Jamie Olivers Fifteen Restaraunt
London, UK
“A landmark hospitality project that transformed a former gallery into Jamie Oliver’s flagship restaurant, training school and social enterprise.”
Client
Jamie Oliver
Role
Co-Founder
Practice
Blue Arc Design Studio / NHDS
Sector
Hospitality
Status
Competition
Scope
Concept Design
Year
2002
Nick Hancock and Neil Southard led Blue Arc Design Studio, the predecessor to Nick Hancock Design Studio. One of the practice’s most notable projects was the delivery of Jamie Oliver’s flagship Fifteen restaurant on Old Street, London, created within a former gallery building and documented as part of Channel 4’s acclaimed series, Jamie’s Kitchen.
The project combined a restaurant, delicatessen, bar, chef training school and office accommodation within a single building. Delivered to a highly compressed programme and limited budget, the scheme required extensive technical development and careful coordination to transform the existing gallery into a fully functioning hospitality destination.

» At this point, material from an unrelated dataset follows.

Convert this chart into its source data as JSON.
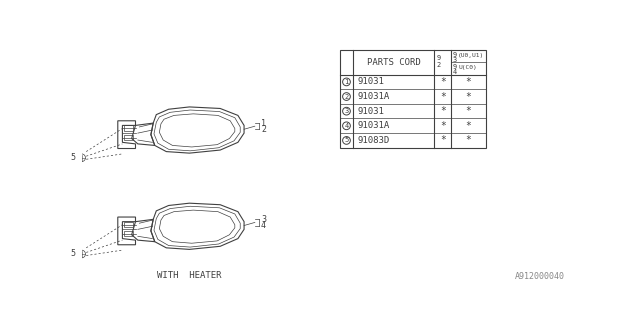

A significant challenge involved securing planning approval for the change of use from gallery space to restaurant and bar, while integrating complex building services and commercial kitchen infrastructure within an occupied urban environment. Particular attention was given to fire protection, kitchen extract systems, carbon filtration and acoustic separation to ensure the restaurant could operate successfully without adversely affecting neighbouring residential properties.
The basement level accommodated the restaurant, commercial kitchen and staff facilities, while the ground floor contained the delicatessen and bar. Offices and administrative functions occupied the upper levels, creating a vertically integrated operation within a constrained urban footprint.

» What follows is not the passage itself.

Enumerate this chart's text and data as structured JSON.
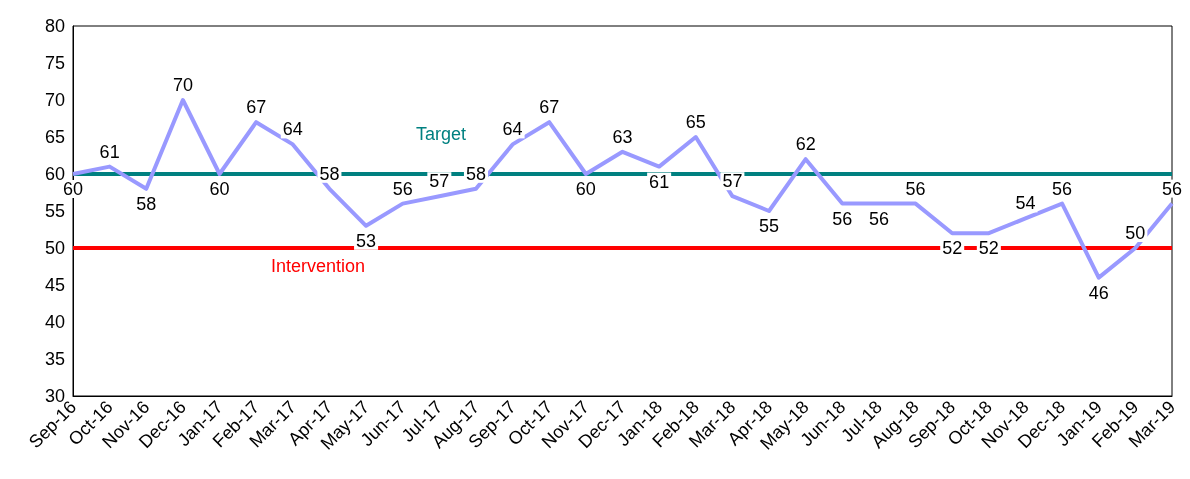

Working closely with the client team and project stakeholders, Nick was responsible for developing and coordinating the architectural solution, preparing technical information and helping guide the project through planning, design and construction. The project demanded a combination of creativity, technical rigour and practical problem solving to meet programme, budget and operational requirements.
Completed under intense public scrutiny, Fifteen became one of London’s most recognised restaurant projects of its era and demonstrated the value of clear design thinking, technical coordination and delivery-focused leadership within a challenging hospitality environment.